Sehrii Kuznietsov (Getty Images)
13 agosto 2025: un F-35 italiano (a sinistra) affianca un Su-27 russo nei cieli del Baltico (Aeronautica Militare)
La mattina del 13 agosto due cacciabombardieri F-35 «Lightning II» dell’Aeronautica Militare italiana erano decollati dalla base di Amari, in Estonia, per attività addestrativa. Durante il volo i piloti italiani hanno ricevuto l’ordine di «scramble» per intercettare velivoli non identificati nello spazio aereo internazionale sotto il controllo della Nato. Intervenuti immediatamente, i due aerei italiani hanno raggiunto i jet russi, due Sukhoi (un Su-27 ed un Su-24), per esercitare l’azione di deterrenza. Per la prima volta dal loro schieramento, le forze aeree italiane hanno risposto ad un allarme del centro di coordinamento Nato CAOC (Combined Air Operations Centre) di Uadem in Germania. Un mese più tardi il segretario della Nato Mark Rutte, anche in seguito all’azione di droni russi in territorio polacco del 10 settembre, ha annunciato l’avvio dell’operazione «Eastern Sentry» (Sentinella dell’Est) per la difesa dello spazio aereo di tutto il fianco orientale dei Paesi europei aderenti all’Alleanza Atlantica di cui l’Aeronautica Militare sarà probabilmente parte attiva.

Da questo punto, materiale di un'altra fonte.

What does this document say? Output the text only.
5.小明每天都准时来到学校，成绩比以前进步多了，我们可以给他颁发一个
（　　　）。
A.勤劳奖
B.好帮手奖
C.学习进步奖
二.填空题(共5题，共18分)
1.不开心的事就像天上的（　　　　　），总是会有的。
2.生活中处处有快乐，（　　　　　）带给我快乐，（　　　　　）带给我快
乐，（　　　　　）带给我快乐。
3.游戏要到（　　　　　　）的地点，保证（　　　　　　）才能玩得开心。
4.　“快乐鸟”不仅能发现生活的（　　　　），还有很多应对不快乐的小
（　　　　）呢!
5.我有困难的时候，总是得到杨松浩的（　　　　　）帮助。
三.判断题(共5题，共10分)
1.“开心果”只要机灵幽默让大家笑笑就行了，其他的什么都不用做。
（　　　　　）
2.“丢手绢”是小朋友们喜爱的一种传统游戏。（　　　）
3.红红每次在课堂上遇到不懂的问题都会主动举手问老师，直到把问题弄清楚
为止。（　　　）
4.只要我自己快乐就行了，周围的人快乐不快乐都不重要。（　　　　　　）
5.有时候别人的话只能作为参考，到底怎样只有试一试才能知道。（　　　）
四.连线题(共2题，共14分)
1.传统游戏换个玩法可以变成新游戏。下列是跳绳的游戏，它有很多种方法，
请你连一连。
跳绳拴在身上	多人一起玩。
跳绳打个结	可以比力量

L’Aeronautica Militare Italiana è da tempo impegnata all’interno della Baltic Air Policing a difesa dei cieli di Lettonia, Estonia e Lituania. La forza aerea italiana partecipa con personale e velivoli provenienti dal 32° Stormo di Amendolara e del 6° Stormo di Ghedi, operanti con F-35 e Eurofighter Typhoon, che verranno schierati dal prossimo mese di ottobre provenienti da altri reparti. Il contingente italiano (di Aeronautica ed Esercito) costituisce in ambito interforze la Task Air Force -32nd Wing e dal 1°agosto 2025 ha assunto il comando della Baltic Air Policing sostituendo l’aeronautica militare portoghese. Attualmente i velivoli italiani sono schierati presso la base aerea di Amari, situata a 37 km a sudovest della capitale Tallinn. L’aeroporto, realizzato nel 1945 al termine della seconda guerra mondiale, fu utilizzato dall’aviazione sovietica per tutti gli anni della Guerra fredda fino al 1996 in seguito all’indipendenza dell’Estonia. Dal 2004, con l’ingresso delle repubbliche baltiche nello spazio aereo occidentale, la base è passata sotto il controllo delle forze aeree dell’Alleanza Atlantica, che hanno provveduto con grandi investimenti alla modernizzazione di un aeroporto rimasto all’era sovietica. Dal 2014, anno dell’invasione russa della Crimea, i velivoli della Nato stazionano in modo continuativo nell’ambito delle operazioni di difesa dello spazio aereo delle repubbliche baltiche. Per quanto riguarda l’Italia, quella del 2025 è la terza missione in Estonia, dopo quelle del 2018 e 2021.
Oltre ai cacciabombardieri F-35 l’Aeronautica Militare ha schierato ad Amari anche un sistema antimissile Samp/T e i velivoli spia Gulfstream E-550 CAEW (come quello decollato da Amari nelle immediate circostanze dell’attacco dei droni in Polonia del 10 settembre) e Beechcraft Super King Air 350ER SPYD-R.
Il contingente italiano dell'Aeronautica Militare è attualmente comandato dal colonnello Gaetano Farina, in passato comandante delle Frecce Tricolori.